Report ANR when waited for longer than the timeout

Previously, when the touched window was unresponsive, we skipped adding
the gesture monitors to the touch targets. That means, when an app has
ANR, gesture nav stops working, and the phone feels frozen, until the
ANR dialog comes up.

Another failure mode was a stuck pending event. If there is no focused
window, and we have a pending key event (or any focused event), we will
be waiting for a focused window to appear. That would still prevent
gesture monitors from receiving further touch events.

In this solution, we do not add unresponsive windows to the list of
targets, but we still proceed with handling the event, meaning that the
app won't get a new DOWN when it is unresponsive, but the event would
still go to the gesture monitors.

That change, in isolation, would also break ANR for the case when the
app loses focus. To maintain the ANR functionality, we extend the ANR
detection mechanism to all connections. Now, every connection is
eligible to receive an ANR, even if it's a gesture monitor. We expect
everything in the system to be responsive within reasonable timeouts.

We also change the handling of extended ANR timeouts coming from policy.
Today, the behaviour is as follows:
1. If the policy says "wait longer", then we do nothing and just keep
waiting
2. If the policy says "abort", then we send the cancel events and remove
the window from the window list.

The "abort" approach seems incorrect, because the policy will probably
not register the existing inputchannel/connection with a new window. If
the user does click "close app" when the ANR dialog appears, we will
anyways receive "window removed" event via setInputWindows, and will
clean up the connection that way. So we don't really need to do anything
other than sending "cancel events" to the window.

The policy now for sending events to unresponsive windows becomes:
1. If the unresponsive window is touched, the new touch stream does not
go to the window. It will go to all other places, though.
2. If the unresponsive window receives a focused event, the event still
gets queued for the unresponsive window to handle.

For improved ANR performance, the ANR detection is now done by
introducing a helper data structure, a multiset of the timeout times.
Whenever we send an event to a connection, we will calculate the time
that this event will cause a timeout. We will then add this time to the
multiset of times. When we check for ANR inside dispatchOnce, we will
only access the smallest (soonest) timeout inside the multiset. If the
current time is before this smallest timeout time, then everything is
normal, and we move on. This would cost O(1).

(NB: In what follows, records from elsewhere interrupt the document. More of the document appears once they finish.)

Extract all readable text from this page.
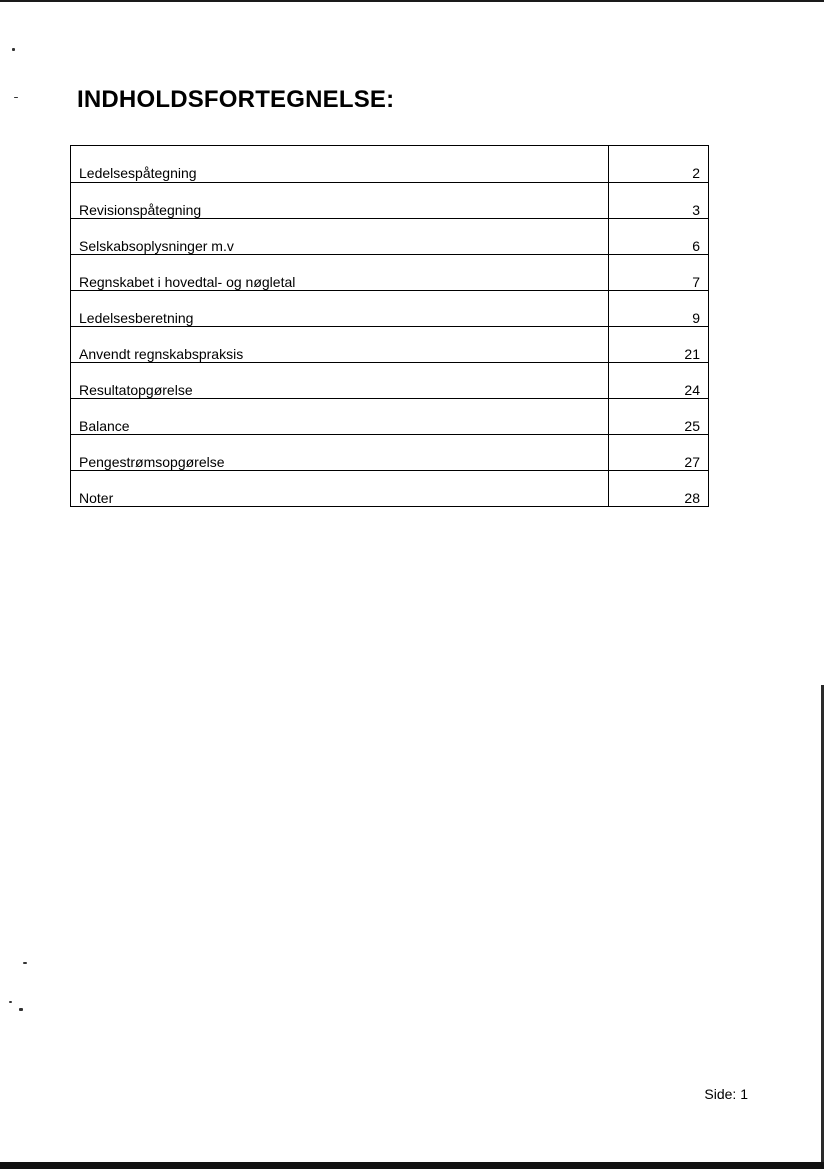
INDHOLDSFORTEGNELSE:
Ledelsespåtegning	2
Revisionspåtegning	3
Selskabsoplysninger m.v	6
Regnskabet i hovedtal- og nøgletal	7
Ledelsesberetning	9
Anvendt regnskabspraksis	21
Resultatopgørelse	24
Balance	25
Pengestrømsopgørelse	27
Noter	28
Side: 1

If the time is past the timeout time, it means a connection is
unresponsive. In this case, we take the closest in time unresponsive
entry. That entry already has the connection token, for convenience.
We then raise an ANR on that connection.

The entries are removed from the multiset in several cases:
1. When we receive a 'finished' signal on an entry for a specific
connection
2. When the connection becomes unresponsive and we raise ANR. In that
case, no need to keep checking on the same connection. Once case 1.
applies to that connection, entries from that connection will again
become eligible for being added to the multiset.
3. When we reset and drop everything.
4. When we cannot find a connection for an entry in the multiset, we
will drop all entries from that connection.

If we report ANR for an app, we do not report the second ANR until the
waitQueue becomes healthy first and then becomes clogged again.

If we have a focused application, but no window has focus, then nothing
will happen for pointer events. They will keep going to the touched
window as normal.  When we receive the first focused event,
however, we will start a timer. If there is no focused window added by
that time, we will send an ANR for that application. This logic should
be moved into WM later, because from the input perspective, it is
legitimate to have an application without a focused window. This would
also allow WM to remove the "setFocusedApplication" call.

Bug: 143459140
Test: use the test app from the bug. The app sleeps for 10 seconds when
the button is clicked. Click the button, and try to use gesture nav
several times. Observe that gesture nav continues to work even after app
has ANR.
Observe that ANR is reported even after interacting with gesture nav.
Test: Click on the app multiple times (to clog up the queue), and then
wait for a long time, even after the ANR dialog shows up. Then click
"wait" to not close the app. Then click again on the app. Observe that
the anr dialog appears after a while. This indicates that at some point,
the app processed all events, and then became eligible for anr again.
Test: adb shell -t /data/nativetest64/inputflinger_tests/inputflinger_tests
Test: create an app that sets "FLAG_NOT_FOCUSABLE" on its only window.
Launch the app and interact with it by touch. Notice that the app does
not ANR. Then, send the back key to the app (using the back gesture).
Notice that in 5 seconds, we receive an ANR for this app. While the BACK
key is queued up for this app, the gesture nav continues to work and the
notification shade can still be pulled down.